Alexandre Navarro

Alexandre Navarro - Routes, laptop and audio gear sat on table by window, with guitars in the background

Routes

Alexandre Navarro is a guitarist and sound-maker based in Paris, France. Since 2004 he has amassed a discography of considerable depth, both under his full name and the moniker AN, for labels such as Sem, Dronarivm, and his own Disq AN. His latest, self-released album “Routes” is an album of endless departures and arrivals, of constantly finding oneself between places, between past and future, always on the way to somewhere else. It opens with sliding, fuzzy chords, like ocean waves or the passing of clouds, and little pops that at first made me think my audio setup was broken. ‘Data Monde’ introduces pitter-pattering rhythms and more sliding chords, but these are drifting icebergs with greater mass and momentum behind them. The sound of vehicles passing close by is effected using either field recordings of actual vehicles or white noise shaped to sound much like them, a motif that recurs several times across the album.

By the time third track ‘L’Etendue’ brings an echoing chordal pattern and more noise-waves in the background, the use of repetition has started to create a sense of steady travel. It’s not rigid or strictly regular repetition, however: the piece often tarries on a chord, taking a deep breath before plunging forward once more. Sand is blown by the wind on ‘Grand Espace’, before a massive ambient mountain range looms upwards from the land, dissolving back into sand at the end of the piece as if it had simply been a mirage. ‘Le Temps du rêve’ takes a scratchy, wobbly path through a very different place, a late-night trip through a poorly-lit industrial zone, threatening shapes looming out of the shadows.

The air is cleared by ‘Archipel Sauvage’, its soothing chords and easy concordance evoking blue skies and crystal-clear waters, though the low-key beats and pulses are choppy. The monotonal riff of ‘L’Autre Dimension’ is like a straight, flat road, lit by echoing guitar and swooshes of passing cars; the second, two-tone riff has more of a walking rhythm. The surging chords of ‘Déserteur’ break like low light over the hills, the echoing strummed guitar and uptempo beat winding down towards the end as the day begins to fade. The molten sunset chords of ‘A l’Ouest rien de nouveau’ are stalked by a distant fuzzy clattering that draws nearer, like darkness as night falls; the piece is tired but sleepless, impatient to get somewhere but never quite arriving.

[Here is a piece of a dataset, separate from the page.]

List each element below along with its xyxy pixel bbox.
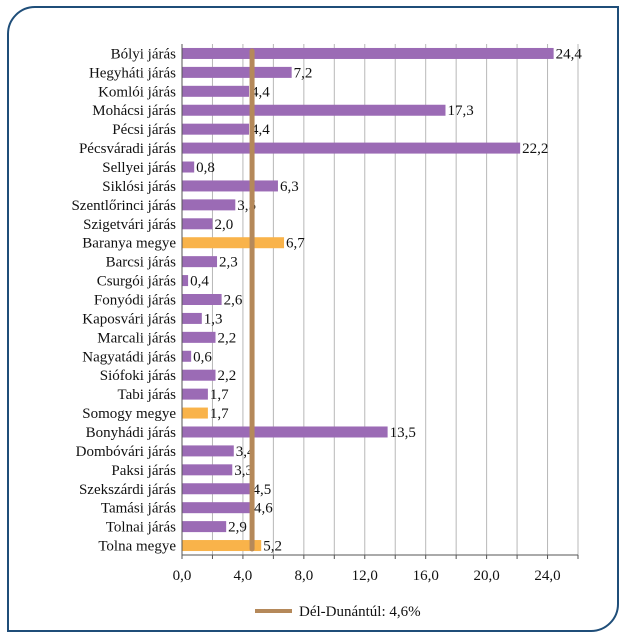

The disorienting sound environment of an unfamiliar city, its strange chimes and rings, colours and smells, are evoked by the mutating, muscular beat and jangly guitar of ‘La Tangente’, turning familiar reference points askew. The contrast between the complex Ry Cooder-esque guitar work and slow, brassy-timbred three-chord pattern on final track ‘Toutes Directions’ sets the familiarity of home against that of the road — or rather, suggests the familiarity of being at home on the road. For me, “Routes” is an album of endless departures and arrivals, of constantly finding oneself between places, between past and future, always on the way to somewhere else. Navarro’s guitar, routed through numerous effects, creates a sound that is wide and immersive, while remaining rhythmically restless and on the move. It’s a musical journey of a subtle and poetic sort; a kind of travelling inside oneself, perhaps. It’s well worth the trip.